Troppe sono le domande che ho smesso di pormi; troppe sono le cose che ho soppresso dentro di me. Sarebbe stato comunque inutile. Le risposte non sarebbero arrivate.
Questo freddo muro continua ad inghiottire lo spazio che ci separa, scortato da un rintocco.
“Perché il mio burattinaio mi lascia qui? Perché non mi salva?” Mi rifiuto all’idea di chiederglielo, non mi avrebbe risposto comunque. Nessuno può liberarmi. Ormai.
Un altro rintocco ed il mio regno continua a diminuire. Se potessi allungare il braccio, sfiorerei le mura, ma i fili sono tesi. I fili sono sempre tesi. Sento i suoi occhi su di me.
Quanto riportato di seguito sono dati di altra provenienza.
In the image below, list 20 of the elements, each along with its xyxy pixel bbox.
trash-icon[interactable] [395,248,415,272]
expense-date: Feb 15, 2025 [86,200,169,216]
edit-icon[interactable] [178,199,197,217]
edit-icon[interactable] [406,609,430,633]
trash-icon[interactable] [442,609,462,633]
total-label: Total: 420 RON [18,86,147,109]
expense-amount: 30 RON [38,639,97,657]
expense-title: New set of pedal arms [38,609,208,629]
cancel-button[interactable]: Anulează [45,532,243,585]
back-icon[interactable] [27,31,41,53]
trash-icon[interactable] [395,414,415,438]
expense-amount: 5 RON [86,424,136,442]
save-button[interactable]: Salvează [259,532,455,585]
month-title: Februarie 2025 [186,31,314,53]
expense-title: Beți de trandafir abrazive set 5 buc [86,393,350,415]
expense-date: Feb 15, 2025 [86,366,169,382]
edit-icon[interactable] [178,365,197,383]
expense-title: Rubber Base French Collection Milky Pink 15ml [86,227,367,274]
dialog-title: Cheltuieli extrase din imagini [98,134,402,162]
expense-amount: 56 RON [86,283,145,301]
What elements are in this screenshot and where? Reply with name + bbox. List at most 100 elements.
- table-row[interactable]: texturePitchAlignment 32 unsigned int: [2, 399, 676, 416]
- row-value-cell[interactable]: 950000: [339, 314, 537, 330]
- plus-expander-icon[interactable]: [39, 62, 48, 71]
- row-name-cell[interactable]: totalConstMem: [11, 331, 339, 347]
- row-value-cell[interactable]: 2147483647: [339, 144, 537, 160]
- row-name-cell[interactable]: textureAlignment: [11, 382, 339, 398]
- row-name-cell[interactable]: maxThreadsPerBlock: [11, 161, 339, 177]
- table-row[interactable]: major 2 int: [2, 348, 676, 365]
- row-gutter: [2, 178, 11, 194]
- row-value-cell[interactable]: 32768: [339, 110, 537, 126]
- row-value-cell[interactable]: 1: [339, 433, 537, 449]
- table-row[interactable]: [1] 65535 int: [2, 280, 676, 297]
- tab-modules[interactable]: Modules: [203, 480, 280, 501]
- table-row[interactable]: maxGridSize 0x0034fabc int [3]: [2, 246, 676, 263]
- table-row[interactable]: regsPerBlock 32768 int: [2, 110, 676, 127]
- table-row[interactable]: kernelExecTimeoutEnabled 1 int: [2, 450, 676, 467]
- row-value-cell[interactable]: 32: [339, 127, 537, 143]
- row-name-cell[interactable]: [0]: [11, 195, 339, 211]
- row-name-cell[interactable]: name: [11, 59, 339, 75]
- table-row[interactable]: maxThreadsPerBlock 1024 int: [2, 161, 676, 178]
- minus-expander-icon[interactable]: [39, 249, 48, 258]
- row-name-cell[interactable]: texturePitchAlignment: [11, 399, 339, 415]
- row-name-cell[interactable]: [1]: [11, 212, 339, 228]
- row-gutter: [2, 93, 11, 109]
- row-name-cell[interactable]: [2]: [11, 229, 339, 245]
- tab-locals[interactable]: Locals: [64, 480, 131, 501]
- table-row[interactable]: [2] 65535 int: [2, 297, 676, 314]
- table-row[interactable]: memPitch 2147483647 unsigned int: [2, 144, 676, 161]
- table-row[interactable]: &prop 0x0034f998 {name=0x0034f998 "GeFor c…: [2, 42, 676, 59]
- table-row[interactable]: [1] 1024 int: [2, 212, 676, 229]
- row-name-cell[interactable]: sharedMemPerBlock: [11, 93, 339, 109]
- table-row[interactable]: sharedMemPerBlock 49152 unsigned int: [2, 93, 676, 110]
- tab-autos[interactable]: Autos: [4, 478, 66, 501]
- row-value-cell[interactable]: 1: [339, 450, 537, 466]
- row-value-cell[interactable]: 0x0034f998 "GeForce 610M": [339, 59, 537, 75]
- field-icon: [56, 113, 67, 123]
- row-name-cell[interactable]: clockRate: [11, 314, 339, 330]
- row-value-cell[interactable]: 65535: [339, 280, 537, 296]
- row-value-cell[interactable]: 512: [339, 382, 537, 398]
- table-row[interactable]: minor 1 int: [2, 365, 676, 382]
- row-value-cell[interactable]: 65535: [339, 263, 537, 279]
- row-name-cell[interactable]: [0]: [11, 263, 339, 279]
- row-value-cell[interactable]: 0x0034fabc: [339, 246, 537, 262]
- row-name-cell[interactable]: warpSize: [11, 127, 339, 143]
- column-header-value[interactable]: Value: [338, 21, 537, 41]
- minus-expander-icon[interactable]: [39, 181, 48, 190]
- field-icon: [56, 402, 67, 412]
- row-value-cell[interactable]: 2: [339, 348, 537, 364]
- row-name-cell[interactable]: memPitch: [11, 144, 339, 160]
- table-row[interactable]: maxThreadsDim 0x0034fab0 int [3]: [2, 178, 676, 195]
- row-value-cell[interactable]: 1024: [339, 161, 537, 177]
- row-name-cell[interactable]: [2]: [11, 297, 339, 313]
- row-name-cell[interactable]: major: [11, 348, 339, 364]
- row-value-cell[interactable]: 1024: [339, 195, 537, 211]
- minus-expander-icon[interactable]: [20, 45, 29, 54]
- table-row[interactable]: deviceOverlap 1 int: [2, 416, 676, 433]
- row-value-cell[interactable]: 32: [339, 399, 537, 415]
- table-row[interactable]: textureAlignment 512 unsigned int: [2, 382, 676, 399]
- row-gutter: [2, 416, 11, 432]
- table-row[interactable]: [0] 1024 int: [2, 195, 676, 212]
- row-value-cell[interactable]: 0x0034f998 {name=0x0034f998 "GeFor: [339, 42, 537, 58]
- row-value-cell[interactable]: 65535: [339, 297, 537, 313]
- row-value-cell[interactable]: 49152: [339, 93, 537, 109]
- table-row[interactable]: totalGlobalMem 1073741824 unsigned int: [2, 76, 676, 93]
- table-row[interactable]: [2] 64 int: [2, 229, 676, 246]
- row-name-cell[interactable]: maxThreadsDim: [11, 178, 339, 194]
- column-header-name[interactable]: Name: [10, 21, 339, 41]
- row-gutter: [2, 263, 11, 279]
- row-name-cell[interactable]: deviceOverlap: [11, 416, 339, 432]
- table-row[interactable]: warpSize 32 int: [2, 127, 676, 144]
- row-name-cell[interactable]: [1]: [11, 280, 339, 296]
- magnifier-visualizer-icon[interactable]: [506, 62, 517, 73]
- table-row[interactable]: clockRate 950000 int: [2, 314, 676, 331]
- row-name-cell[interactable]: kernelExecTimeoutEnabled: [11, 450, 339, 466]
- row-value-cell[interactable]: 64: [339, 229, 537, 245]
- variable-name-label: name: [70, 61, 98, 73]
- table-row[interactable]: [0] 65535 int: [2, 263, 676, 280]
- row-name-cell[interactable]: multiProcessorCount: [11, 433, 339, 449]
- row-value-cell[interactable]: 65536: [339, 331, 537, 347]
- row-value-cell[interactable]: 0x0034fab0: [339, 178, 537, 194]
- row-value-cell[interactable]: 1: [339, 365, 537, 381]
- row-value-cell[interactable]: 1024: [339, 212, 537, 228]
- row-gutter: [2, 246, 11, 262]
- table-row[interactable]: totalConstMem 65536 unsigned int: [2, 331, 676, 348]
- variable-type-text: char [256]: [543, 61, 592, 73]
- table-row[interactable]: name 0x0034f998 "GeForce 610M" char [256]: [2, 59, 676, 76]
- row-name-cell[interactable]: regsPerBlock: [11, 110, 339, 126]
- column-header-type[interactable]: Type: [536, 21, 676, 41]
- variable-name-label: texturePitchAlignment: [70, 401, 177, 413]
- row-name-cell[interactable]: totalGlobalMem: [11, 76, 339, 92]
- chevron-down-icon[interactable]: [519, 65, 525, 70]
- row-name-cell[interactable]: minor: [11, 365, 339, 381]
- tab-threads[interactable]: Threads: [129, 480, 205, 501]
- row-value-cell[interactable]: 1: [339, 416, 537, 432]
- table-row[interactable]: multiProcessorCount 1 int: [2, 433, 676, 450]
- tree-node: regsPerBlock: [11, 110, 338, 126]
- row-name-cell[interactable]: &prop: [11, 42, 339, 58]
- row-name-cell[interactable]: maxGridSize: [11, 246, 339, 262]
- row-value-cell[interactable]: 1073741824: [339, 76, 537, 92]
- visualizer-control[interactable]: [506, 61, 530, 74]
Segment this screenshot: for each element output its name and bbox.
Non vuole perdersi lo spettacolo; ed io glielo permetto.
L’aria inizia a mancare e le domande cominciano a sbattere nel mio cervello contro il mio volere. ”Perché mi torturate così?” Urlo ai miei pensieri.
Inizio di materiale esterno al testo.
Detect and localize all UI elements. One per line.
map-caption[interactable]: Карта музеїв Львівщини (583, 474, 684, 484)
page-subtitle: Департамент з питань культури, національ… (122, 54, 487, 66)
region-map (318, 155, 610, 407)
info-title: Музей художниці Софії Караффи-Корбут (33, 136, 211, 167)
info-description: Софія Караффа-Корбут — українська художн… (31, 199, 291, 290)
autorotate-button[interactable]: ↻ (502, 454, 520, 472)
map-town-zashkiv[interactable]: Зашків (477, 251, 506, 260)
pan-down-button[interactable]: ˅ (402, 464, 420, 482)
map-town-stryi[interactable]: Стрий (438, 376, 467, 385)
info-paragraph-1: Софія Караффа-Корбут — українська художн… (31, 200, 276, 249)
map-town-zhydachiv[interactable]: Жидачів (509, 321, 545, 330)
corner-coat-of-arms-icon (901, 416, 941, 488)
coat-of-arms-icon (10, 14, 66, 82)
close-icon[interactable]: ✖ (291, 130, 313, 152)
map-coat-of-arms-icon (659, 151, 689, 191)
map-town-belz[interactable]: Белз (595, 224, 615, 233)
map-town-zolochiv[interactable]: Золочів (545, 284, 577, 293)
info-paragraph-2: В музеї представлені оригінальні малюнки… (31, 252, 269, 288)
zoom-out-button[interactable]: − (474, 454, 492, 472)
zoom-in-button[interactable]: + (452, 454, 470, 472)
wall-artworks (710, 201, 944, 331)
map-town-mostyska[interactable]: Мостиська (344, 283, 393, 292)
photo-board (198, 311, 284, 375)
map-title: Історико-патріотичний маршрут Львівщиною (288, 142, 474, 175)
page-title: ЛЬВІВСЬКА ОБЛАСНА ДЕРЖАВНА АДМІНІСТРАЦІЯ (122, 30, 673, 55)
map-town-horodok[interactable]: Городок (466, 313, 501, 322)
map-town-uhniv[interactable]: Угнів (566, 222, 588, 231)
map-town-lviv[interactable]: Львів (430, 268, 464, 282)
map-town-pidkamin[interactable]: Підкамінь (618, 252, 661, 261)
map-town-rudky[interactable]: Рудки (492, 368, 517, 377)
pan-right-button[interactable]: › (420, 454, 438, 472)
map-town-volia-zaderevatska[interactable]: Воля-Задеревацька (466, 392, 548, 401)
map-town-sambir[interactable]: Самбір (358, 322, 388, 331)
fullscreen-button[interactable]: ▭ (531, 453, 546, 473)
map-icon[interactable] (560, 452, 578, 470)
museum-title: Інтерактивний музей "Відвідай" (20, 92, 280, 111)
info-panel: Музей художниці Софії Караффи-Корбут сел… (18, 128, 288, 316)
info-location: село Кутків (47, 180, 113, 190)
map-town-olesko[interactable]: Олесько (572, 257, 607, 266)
Ascolto il mio respiro farsi sempre più pesante, provo a stabilizzarlo, ma non riesco; ci riprovo, ma ormai non è più possibile tranquillizzarlo.
Le lacrime scivolano via dagli occhi, una dopo l’altra iniziano a tagliarmi il viso, cadono fino al cuore, graffiandolo. Mi dilaniano l’anima; un’anima della quale avevo rimosso l’esistenza.
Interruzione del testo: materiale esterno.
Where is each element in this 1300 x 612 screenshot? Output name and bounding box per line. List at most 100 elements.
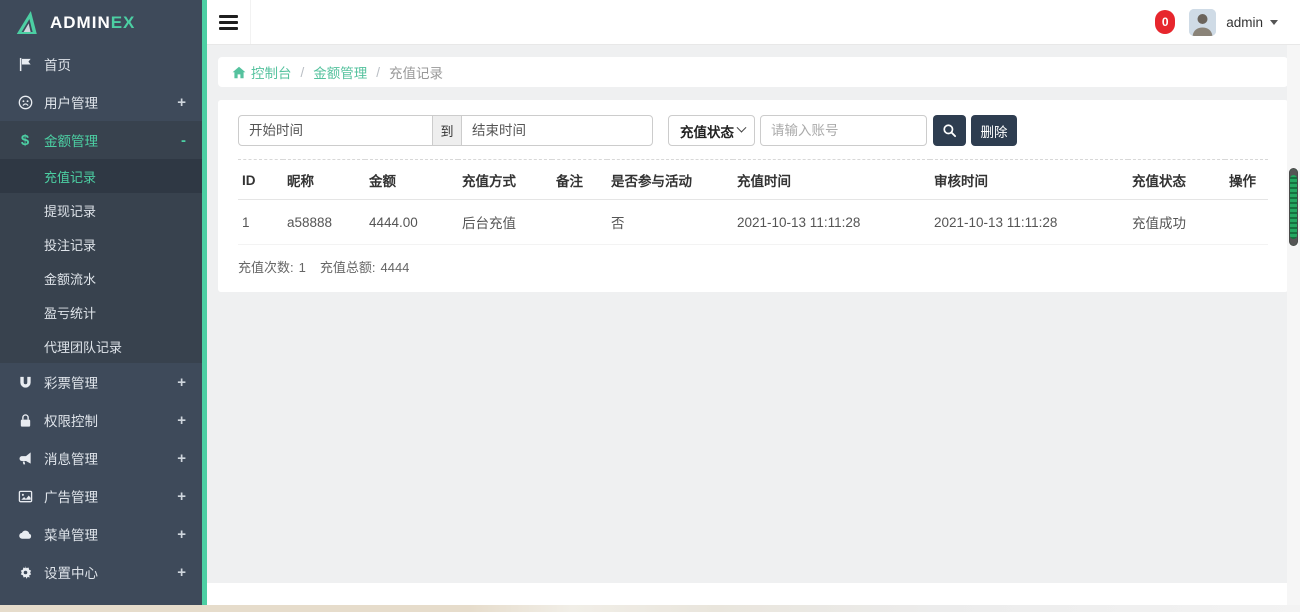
home-icon <box>232 66 246 79</box>
sidebar-item-label: 广告管理 <box>44 486 98 506</box>
sidebar-item-label: 彩票管理 <box>44 372 98 392</box>
expand-plus-icon: + <box>177 374 186 391</box>
end-time-input[interactable] <box>461 115 653 146</box>
topbar-right: 0 admin <box>1155 9 1300 36</box>
sidebar-item-label: 用户管理 <box>44 92 98 112</box>
dollar-icon: $ <box>16 132 34 148</box>
column-header-actions: 操作 <box>1225 160 1268 200</box>
breadcrumb-separator: / <box>376 65 380 80</box>
recharge-count-label: 充值次数: <box>238 260 294 275</box>
sidebar-item-permissions[interactable]: 权限控制 + <box>0 401 202 439</box>
cell-remark <box>552 200 607 245</box>
cell-recharge-time: 2021-10-13 11:11:28 <box>733 200 930 245</box>
recharge-status-select[interactable]: 充值状态 <box>668 115 755 146</box>
brand-name: ADMINEX <box>50 13 135 33</box>
breadcrumb-home-link[interactable]: 控制台 <box>232 62 292 82</box>
lock-icon <box>16 412 34 428</box>
topbar: 0 admin <box>207 0 1300 45</box>
bullhorn-icon <box>16 450 34 466</box>
breadcrumb-item-label: 控制台 <box>251 62 292 82</box>
submenu-item-profit-stats[interactable]: 盈亏统计 <box>0 295 202 329</box>
delete-button[interactable]: 删除 <box>971 115 1017 146</box>
submenu-item-withdraw-records[interactable]: 提现记录 <box>0 193 202 227</box>
sidebar-item-label: 金额管理 <box>44 130 98 150</box>
table-row: 1 a58888 4444.00 后台充值 否 2021-10-13 11:11… <box>238 200 1268 245</box>
brand-logo-icon <box>16 10 42 36</box>
cell-audit-time: 2021-10-13 11:11:28 <box>930 200 1128 245</box>
sidebar: ADMINEX 首页 用户管理 + $ 金额管理 - 充值记录 提现记录 投注记… <box>0 0 202 605</box>
submenu-item-bet-records[interactable]: 投注记录 <box>0 227 202 261</box>
sidebar-item-menus[interactable]: 菜单管理 + <box>0 515 202 553</box>
recharge-count-value: 1 <box>299 260 306 275</box>
submenu-label: 金额流水 <box>44 269 96 288</box>
table-header-row: ID 昵称 金额 充值方式 备注 是否参与活动 充值时间 审核时间 充值状态 操… <box>238 160 1268 200</box>
filter-bar: 到 充值状态 删除 <box>238 115 1268 146</box>
magnet-icon <box>16 374 34 390</box>
cell-method: 后台充值 <box>458 200 552 245</box>
cell-nickname: a58888 <box>283 200 365 245</box>
content: 控制台 / 金额管理 / 充值记录 到 充值状态 <box>207 45 1300 292</box>
submenu-label: 代理团队记录 <box>44 337 122 356</box>
cell-id: 1 <box>238 200 283 245</box>
search-button[interactable] <box>933 115 966 146</box>
breadcrumb-separator: / <box>301 65 305 80</box>
date-range-group: 到 <box>238 115 653 146</box>
page-footer <box>207 583 1300 605</box>
expand-minus-icon: - <box>181 132 186 149</box>
user-icon <box>16 94 34 110</box>
expand-plus-icon: + <box>177 412 186 429</box>
notification-badge[interactable]: 0 <box>1155 10 1175 34</box>
vertical-scrollbar-thumb[interactable] <box>1289 168 1298 246</box>
submenu-item-agent-team-records[interactable]: 代理团队记录 <box>0 329 202 363</box>
cloud-icon <box>16 526 34 542</box>
sidebar-item-lottery[interactable]: 彩票管理 + <box>0 363 202 401</box>
submenu-item-amount-flow[interactable]: 金额流水 <box>0 261 202 295</box>
recharge-records-table: ID 昵称 金额 充值方式 备注 是否参与活动 充值时间 审核时间 充值状态 操… <box>238 159 1268 245</box>
summary-line: 充值次数:1充值总额:4444 <box>238 245 1268 292</box>
sidebar-item-label: 设置中心 <box>44 562 98 582</box>
sidebar-item-label: 消息管理 <box>44 448 98 468</box>
vertical-scrollbar-track[interactable] <box>1287 45 1300 605</box>
breadcrumb-finance-link[interactable]: 金额管理 <box>313 62 367 82</box>
submenu-label: 投注记录 <box>44 235 96 254</box>
sidebar-item-messages[interactable]: 消息管理 + <box>0 439 202 477</box>
column-header-amount: 金额 <box>365 160 458 200</box>
column-header-activity: 是否参与活动 <box>607 160 733 200</box>
expand-plus-icon: + <box>177 94 186 111</box>
breadcrumb-item-label: 金额管理 <box>313 62 367 82</box>
sidebar-item-label: 菜单管理 <box>44 524 98 544</box>
submenu-item-recharge-records[interactable]: 充值记录 <box>0 159 202 193</box>
chevron-down-icon <box>737 123 747 133</box>
column-header-id: ID <box>238 160 283 200</box>
user-dropdown[interactable]: admin <box>1226 15 1278 30</box>
recharge-total-label: 充值总额: <box>320 260 376 275</box>
expand-plus-icon: + <box>177 526 186 543</box>
sidebar-toggle-button[interactable] <box>207 0 251 44</box>
account-input[interactable] <box>760 115 927 146</box>
breadcrumb-current: 充值记录 <box>389 62 443 82</box>
expand-plus-icon: + <box>177 488 186 505</box>
sidebar-item-finance[interactable]: $ 金额管理 - <box>0 121 202 159</box>
column-header-remark: 备注 <box>552 160 607 200</box>
sidebar-item-label: 权限控制 <box>44 410 98 430</box>
expand-plus-icon: + <box>177 450 186 467</box>
sidebar-item-home[interactable]: 首页 <box>0 45 202 83</box>
brand-logo[interactable]: ADMINEX <box>0 0 202 45</box>
submenu-label: 盈亏统计 <box>44 303 96 322</box>
horizontal-scrollbar[interactable] <box>0 605 1300 612</box>
column-header-method: 充值方式 <box>458 160 552 200</box>
sidebar-item-ads[interactable]: 广告管理 + <box>0 477 202 515</box>
sidebar-item-users[interactable]: 用户管理 + <box>0 83 202 121</box>
avatar[interactable] <box>1189 9 1216 36</box>
search-icon <box>942 123 957 138</box>
username-label: admin <box>1226 15 1263 30</box>
cell-actions <box>1225 200 1268 245</box>
sidebar-item-settings[interactable]: 设置中心 + <box>0 553 202 591</box>
gear-icon <box>16 564 34 580</box>
start-time-input[interactable] <box>238 115 433 146</box>
cell-activity: 否 <box>607 200 733 245</box>
sidebar-item-label: 首页 <box>44 54 71 74</box>
sidebar-accent-divider <box>202 0 207 605</box>
column-header-status: 充值状态 <box>1128 160 1225 200</box>
flag-icon <box>16 56 34 72</box>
La misura del mio mondo continua a diminuire. La campana mi stava avvisando.
Avevo trovato la mia essenza poco prima di perderla.
Alzo gli occhi con rabbia, digrigno i denti, ed aspetto le mie risposte. “GUARDAMI! RISPONDIMI!” ruggisco al mio regista.
Scuoto la testa estirpando le lacrime che m’incendiano gli occhi, ma non ho nessuna intenzione di cedere.
Ricomincio a fissare il mio manovratore dove immagino tenga gli occhi. Il mio sguardo non tende ad abbassarsi.
Ad un certo punto, improvvisamente, la nebbia inizia a dissolversi, i fili perdono forza e le pareti si allontano.
Continuo a contemplare, sorpresa, i contorni, di quell’ombra scura, farsi sempre più netti; finché riesco a vedere il suo viso; ecco le sue labbra, il suo naso, ed ecco, eccoli lì i suoi occhi.
Un brivido freddo mi percorre lungo la schiena, non riesco a crederci, non può essere vero.
Quegli occhi li conosco. Quegli occhi sono i miei.